There are some valuable conclusions gained from our study. This is a relatively larger sample size study using OCT-A in evaluating foveal anomalies. This study also discussed the correlation between foveal microvascular anomalies and retinal thickness as well as visual acuity development. Furthermore, we assessed different layers of capillary networks, including SCP and DCP, on the FAZ. Even though it has been found in other studies [13] that in some children with absent FAZ, the SCP and DCP may fuse together at the level of SCP, we can still identify and calculate the data of the different vascular layers according to the en face OCT in our patients.
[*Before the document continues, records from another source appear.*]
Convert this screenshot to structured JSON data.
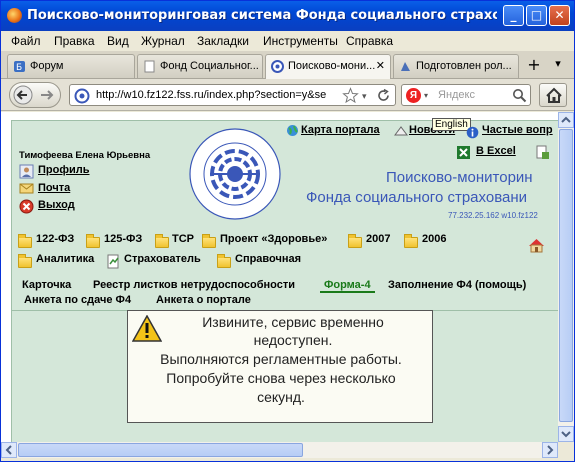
{
  "window": {
    "title": "Поисково-мониторинговая система Фонда социального страхования Ро...",
    "min": "_",
    "max": "□",
    "close": "✕"
  },
  "menu": [
    "Файл",
    "Правка",
    "Вид",
    "Журнал",
    "Закладки",
    "Инструменты",
    "Справка"
  ],
  "tabs": [
    {
      "label": "Форум"
    },
    {
      "label": "Фонд Социальног..."
    },
    {
      "label": "Поисково-мони...",
      "close": "✕"
    },
    {
      "label": "Подготовлен рол..."
    }
  ],
  "tabbar": {
    "new_tab": "+",
    "list": "▾"
  },
  "nav": {
    "url": "http://w10.fz122.fss.ru/index.php?section=y&se",
    "search_placeholder": "Яндекс",
    "search_engine": "Я"
  },
  "site": {
    "user_name": "Тимофеева Елена Юрьевна",
    "profile": "Профиль",
    "mail": "Почта",
    "logout": "Выход",
    "portal_map": "Карта портала",
    "news": "Новости",
    "faq": "Частые вопр",
    "excel": "В Excel",
    "tooltip": "English",
    "heading1": "Поисково-мониторин",
    "heading2": "Фонда социального страховани",
    "server_info": "77.232.25.162  w10.fz122",
    "seal_text": "ФОНД СОЦИАЛЬНОГО СТРАХОВАНИЯ · РОССИЙСКАЯ ФЕДЕРАЦИЯ"
  },
  "folders_row1": [
    "122-ФЗ",
    "125-ФЗ",
    "ТСР",
    "Проект «Здоровье»",
    "2007",
    "2006"
  ],
  "folders_row2": [
    "Аналитика",
    "Страхователь",
    "Справочная"
  ],
  "subnav": {
    "card": "Карточка",
    "registry": "Реестр листков нетрудоспособности",
    "form4": "Форма-4",
    "fill_f4": "Заполнение Ф4 (помощь)",
    "survey_f4": "Анкета по сдаче Ф4",
    "survey_portal": "Анкета о портале"
  },
  "message": {
    "lines": [
      "Извините, сервис временно",
      "недоступен.",
      "Выполняются регламентные работы.",
      "Попробуйте снова через несколько",
      "секунд."
    ]
  },
  "colors": {
    "page_bg": "#d4e7d9",
    "heading": "#3a57b8",
    "active_link": "#1a7a1a",
    "titlebar": "#0047d4"
  }
}
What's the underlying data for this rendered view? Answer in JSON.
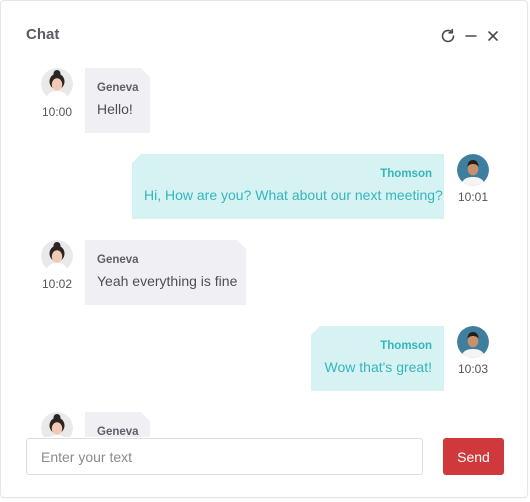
{
  "window": {
    "title": "Chat",
    "refresh_icon": "refresh-icon",
    "minimize_icon": "minimize-icon",
    "close_icon": "close-icon"
  },
  "messages": [
    {
      "sender": "Geneva",
      "text": "Hello!",
      "time": "10:00",
      "direction": "incoming"
    },
    {
      "sender": "Thomson",
      "text": "Hi, How are you? What about our next meeting?",
      "time": "10:01",
      "direction": "outgoing"
    },
    {
      "sender": "Geneva",
      "text": "Yeah everything is fine",
      "time": "10:02",
      "direction": "incoming"
    },
    {
      "sender": "Thomson",
      "text": "Wow that's great!",
      "time": "10:03",
      "direction": "outgoing"
    },
    {
      "sender": "Geneva",
      "text": "",
      "time": "",
      "direction": "incoming"
    }
  ],
  "composer": {
    "placeholder": "Enter your text",
    "send_label": "Send"
  },
  "colors": {
    "send_button": "#d0393b",
    "outgoing_bubble": "#d6f2f3",
    "outgoing_text": "#35b5bb",
    "incoming_bubble": "#f0f0f4"
  }
}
However, there are still some limitations in our study. First, we only compared children with ROP treated by anti-VEGF and full-term children. We did not include preterm children without ROP or ROP children without treatment. The observed retinal vascular and structural change in our study may have resulted from ROP or prematurity or treatment. Second, we used the automated FAZ determination in the software. Although it has been shown in previous studies that there is no difference in the measurement of FAZ between the automated and manual methods, and the Avanti measurement in FAZ has been shown in previous studies to have good reproducibility and repeatability [33, 34]. Nevertheless, segmentation preference in the software may have led to study bias. Third, we did not analyze the perifoveal vascular and structural change. Since the vessel growth follows the pattern of a centripetal process, the correlation between vascular anomalies and thickness may also be observed at the perifoveal area. Fourth, we did not perform subgroup analysis according to ROP zone and stage. The different severities in ROP may be correlated to the degree of foveal microvascular anomalies as well as the foveal thickness. Fifth, significant inter-observer variability in clinical diagnosis of ROP severity is well known from previous studies [35,36,37]. Although Campell et al. [38] concluded that there were no differences between image-based vs. ophthalmoscopic diagnosis of clinically significant ROP (type 2 or worse) in their study. Since our study is retrospective in nature, the grading of ROP was only confirmed by two experienced retinal specialists without computer-based image analysis at the time of initial diagnosis. The inter-observer variability in ROP diagnosis may have led to bias in our study. Finally, all the children in our study were Chinese; the finding of FAZ anomalies may differ in other ethnicities. Therefore, further studies are necessary.

In conclusion, OCT-A is a non-invasive novel image modality that can help in evaluating the detailed microvascular network of the fovea without the risk of FA. Through the use of OCT-A, we identified the foveal microvascular anomalies, including smaller FAZ, and increases in central foveal VD in eyes with previous anti-VEGF-treated ROP. Furthermore, a correlation between foveal microvascular anomalies, and retinal thickness, as well as suboptimal visual acuity were demonstrated. Because of the retrospective nature, a prospective study is necessary to further warrant the conclusion.